The answer is a qualified yes.
You should never judge a book by its cover, but this one is strangely reminiscent of a Russian revolutionary poster. You can almost hear the rallying cry over the smartphone-clutching hand: “Children of the world unite! You have nothing to lose but your teachers!” By contrast, its content is measured and academic, and it is firmly grounded in an evidence-based, teacher-led and knowledge-driven approach. The insurrection implied by its cover and title, it turns out, is more evolution than revolution.
Despite the irritatingly binary Teachers vs Tech? title, Christodoulou’s third book is concerned with avoiding the utopian/dystopian polarisation that has dogged the edtech debate for generations. Hence, neither chalk-stained traditionalists nor gadget-obsessed techno-evangelists (among whose number I once counted) will find validation in its pages.
Given that Christodoulou’s first book, Seven Myths About Education, sent shockwaves through the educational mainstream – alienating swathes of more progressive-minded teachers in the process – many might be sceptical of the book’s intent. Yet it is a balanced piece of work that argues strongly for technology’s potential to improve learning, as long as we get the pedagogy right. And there’s no denying the author has done her homework. Drawing extensively on relevant studies, this is a well-researched book that makes excellent use of anecdotes, examples and Oliver Caviglioli’s always precise graphics to explain and summarise key points.
The book actively makes the case that learning can and should be fun
Rightly, Christodoulou questions from the outset the education sector’s huge investments in yet minimal returns from learning technologies. Much of this, she argues, is down to faddish, pseudo-scientific thinking, which stems from a simple-yet-difficult-to-displace “bad idea”: the notion that technology has intrinsic power. In reality, says Christodoulou, teachers have proven as susceptible to a baseless gimmick as the so-called digital-native children they teach.
So how should we guard against these tendencies and ensure our use of edtech is sound?
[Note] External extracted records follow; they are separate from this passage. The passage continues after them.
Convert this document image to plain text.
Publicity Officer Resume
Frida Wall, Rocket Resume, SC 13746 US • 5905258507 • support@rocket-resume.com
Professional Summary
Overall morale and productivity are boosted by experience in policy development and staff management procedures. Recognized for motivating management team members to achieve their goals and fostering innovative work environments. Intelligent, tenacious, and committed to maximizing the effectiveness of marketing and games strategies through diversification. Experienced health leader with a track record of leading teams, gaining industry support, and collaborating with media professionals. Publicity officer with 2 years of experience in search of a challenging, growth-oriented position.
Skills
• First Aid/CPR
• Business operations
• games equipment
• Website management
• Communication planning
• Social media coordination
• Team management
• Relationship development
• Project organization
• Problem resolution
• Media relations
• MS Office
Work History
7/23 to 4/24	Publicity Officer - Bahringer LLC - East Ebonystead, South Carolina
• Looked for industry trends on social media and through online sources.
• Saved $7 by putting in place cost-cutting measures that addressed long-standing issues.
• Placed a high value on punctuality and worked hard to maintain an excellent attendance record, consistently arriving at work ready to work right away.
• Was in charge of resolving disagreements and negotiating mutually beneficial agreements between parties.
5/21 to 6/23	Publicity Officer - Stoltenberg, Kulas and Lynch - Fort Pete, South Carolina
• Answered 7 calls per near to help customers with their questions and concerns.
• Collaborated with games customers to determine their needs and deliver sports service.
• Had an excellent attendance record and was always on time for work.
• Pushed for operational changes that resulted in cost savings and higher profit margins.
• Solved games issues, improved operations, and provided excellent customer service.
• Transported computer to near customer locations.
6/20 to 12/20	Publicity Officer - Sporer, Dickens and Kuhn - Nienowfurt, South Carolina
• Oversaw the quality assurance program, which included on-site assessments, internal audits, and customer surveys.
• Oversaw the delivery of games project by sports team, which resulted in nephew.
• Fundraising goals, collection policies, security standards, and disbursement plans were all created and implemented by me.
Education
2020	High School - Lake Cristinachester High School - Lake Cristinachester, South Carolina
The answer, the author contends, is cognitive science. In recent years, this discipline has begun to shine a powerful light on how the brain learns, illuminating in particular the key areas of short- and long-term memory and cognitive load, and undermining those who would have us “just Google it”. Curiously, however, the book neglects the concept of schema when discussing cognitive architecture and knowledge building.
More significantly, it is questionable whether the science is as settled as Christodoulou claims, not least because the concepts of constructivism and cognitive load are difficult to define and test empirically. Furthermore, many practitioners (among whose numbers I also once counted), effectively blend inquiry-based learning and direct instruction within a carefully scaffolded and differentiated framework. They will be hard-pushed to disbelieve their own experiences, and will find support in Paul Kirschner’s foreword to this book, which includes project-based and collaborative learning in the teacher’s skillset.
Having said that, the book actively makes the case that learning can and should be fun as well as challenging, and shows edtech’s potential to diversify the teacher’s toolbox well beyond quizzing apps and visualisers. Both aspects are refreshing.
The most interesting sections, bearing in mind the increasing influence of artificial intelligence in the educational landscape, are undoubtedly the chapters exploring personalisation (or “individualised instruction”) and the use of adaptive/algorithmic learning systems for assessment. Christodoulou has clearly drawn fruitfully here on her background as a “disruptive” edtech entrepreneur herself, explaining different strategies and evaluating their potential.
However, for me, the author’s strict stance on banning students’ digital devices from classrooms undermines the book’s otherwise balanced approach. And on a purely practical level, the lack of index and very slight glossary make it harder to navigate.
Ultimately, as the conclusion makes clear, “what works” with technology as with everything else in education is relative to pedagogical purpose. It would be wise, then, to approach the book from a critical perspective and test its claims out rigorously. That’s how evolution happens, after all.